🤖 AI Summary
Existing automated essay scoring (AES) research predominantly focuses on holistic scores, neglecting fine-grained, cross-topic assessment of writing traits (e.g., logical coherence, lexical richness).
Method: This paper introduces the first rubric-based, trait-specific AES framework, uniquely integrating LLM-driven, trait-oriented evaluation question generation with classical regression modeling. Leveraging prompt engineering, the LLM generates trait-specific assessment questions to extract transferable, trait-level features; a regression module then predicts dimension-wise scores.
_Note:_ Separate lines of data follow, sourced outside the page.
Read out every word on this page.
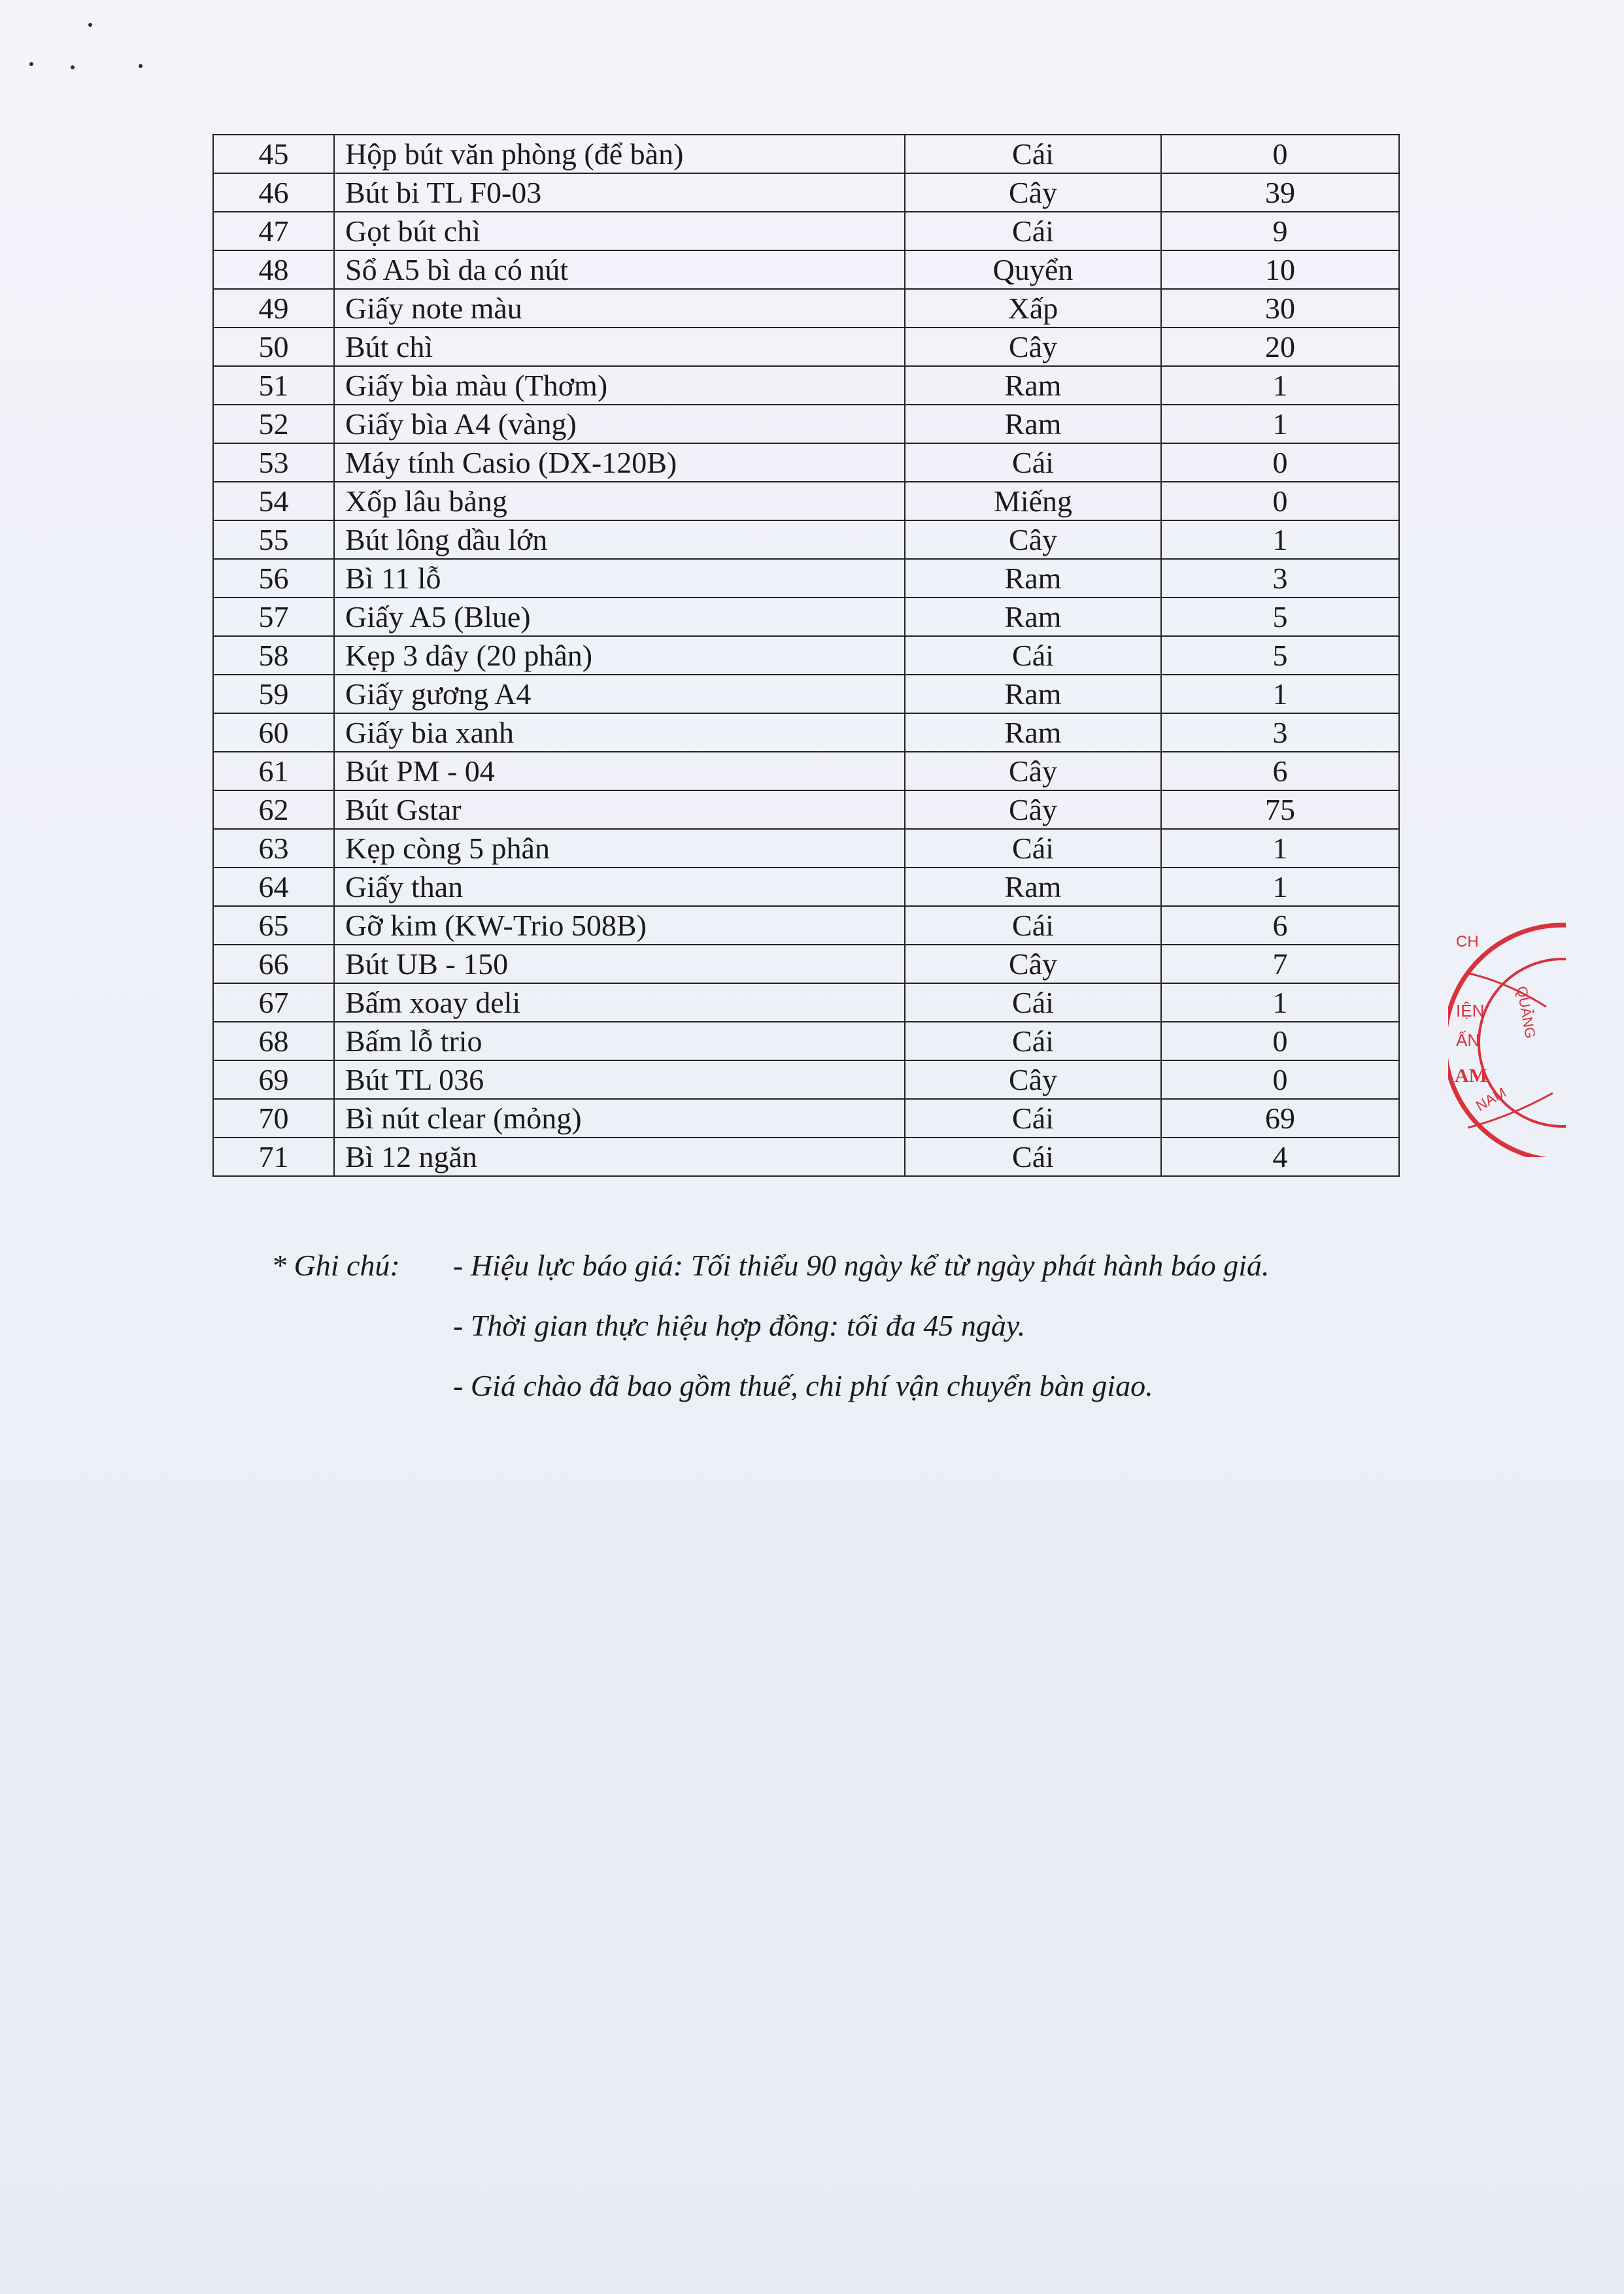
45	Hộp bút văn phòng (để bàn)	Cái	0
46	Bút bi TL F0-03	Cây	39
47	Gọt bút chì	Cái	9
48	Sổ A5 bì da có nút	Quyển	10
49	Giấy note màu	Xấp	30
50	Bút chì	Cây	20
51	Giấy bìa màu (Thơm)	Ram	1
52	Giấy bìa A4 (vàng)	Ram	1
53	Máy tính Casio (DX-120B)	Cái	0
54	Xốp lâu bảng	Miếng	0
55	Bút lông dầu lớn	Cây	1
56	Bì 11 lỗ	Ram	3
57	Giấy A5 (Blue)	Ram	5
58	Kẹp 3 dây (20 phân)	Cái	5
59	Giấy gương A4	Ram	1
60	Giấy bia xanh	Ram	3
61	Bút PM - 04	Cây	6
62	Bút Gstar	Cây	75
63	Kẹp còng 5 phân	Cái	1
64	Giấy than	Ram	1
65	Gỡ kim (KW-Trio 508B)	Cái	6
66	Bút UB - 150	Cây	7
67	Bấm xoay deli	Cái	1
68	Bấm lỗ trio	Cái	0
69	Bút TL 036	Cây	0
70	Bì nút clear (mỏng)	Cái	69
71	Bì 12 ngăn	Cái	4
* Ghi chú: - Hiệu lực báo giá: Tối thiểu 90 ngày kể từ ngày phát hành báo giá.
- Thời gian thực hiệu hợp đồng: tối đa 45 ngày.
- Giá chào đã bao gồm thuế, chi phí vận chuyển bàn giao.
CH
IỆN
ẤN
AM
QUẢNG
NAM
Contribution/Results: Our method achieves state-of-the-art performance across all trait dimensions on mainstream benchmarks. LLM-generated trait features exhibit the highest contribution to scoring accuracy, significantly enhancing cross-topic generalization, robustness against topic shift, and model interpretability—addressing critical limitations of prior holistic and trait-agnostic approaches.
📝 Abstract
Research on holistic Automated Essay Scoring (AES) is long-dated; yet, there is a notable lack of attention for assessing essays according to individual traits. In this work, we propose TRATES, a novel trait-specific and rubric-based cross-prompt AES framework that is generic yet specific to the underlying trait. The framework leverages a Large Language Model (LLM) that utilizes the trait grading rubrics to generate trait-specific features (represented by assessment questions), then assesses those features given an essay. The trait-specific features are eventually combined with generic writing-quality and prompt-specific features to train a simple classical regression model that predicts trait scores of essays from an unseen prompt. Experiments show that TRATES achieves a new state-of-the-art performance across all traits on a widely-used dataset, with the generated LLM-based features being the most significant.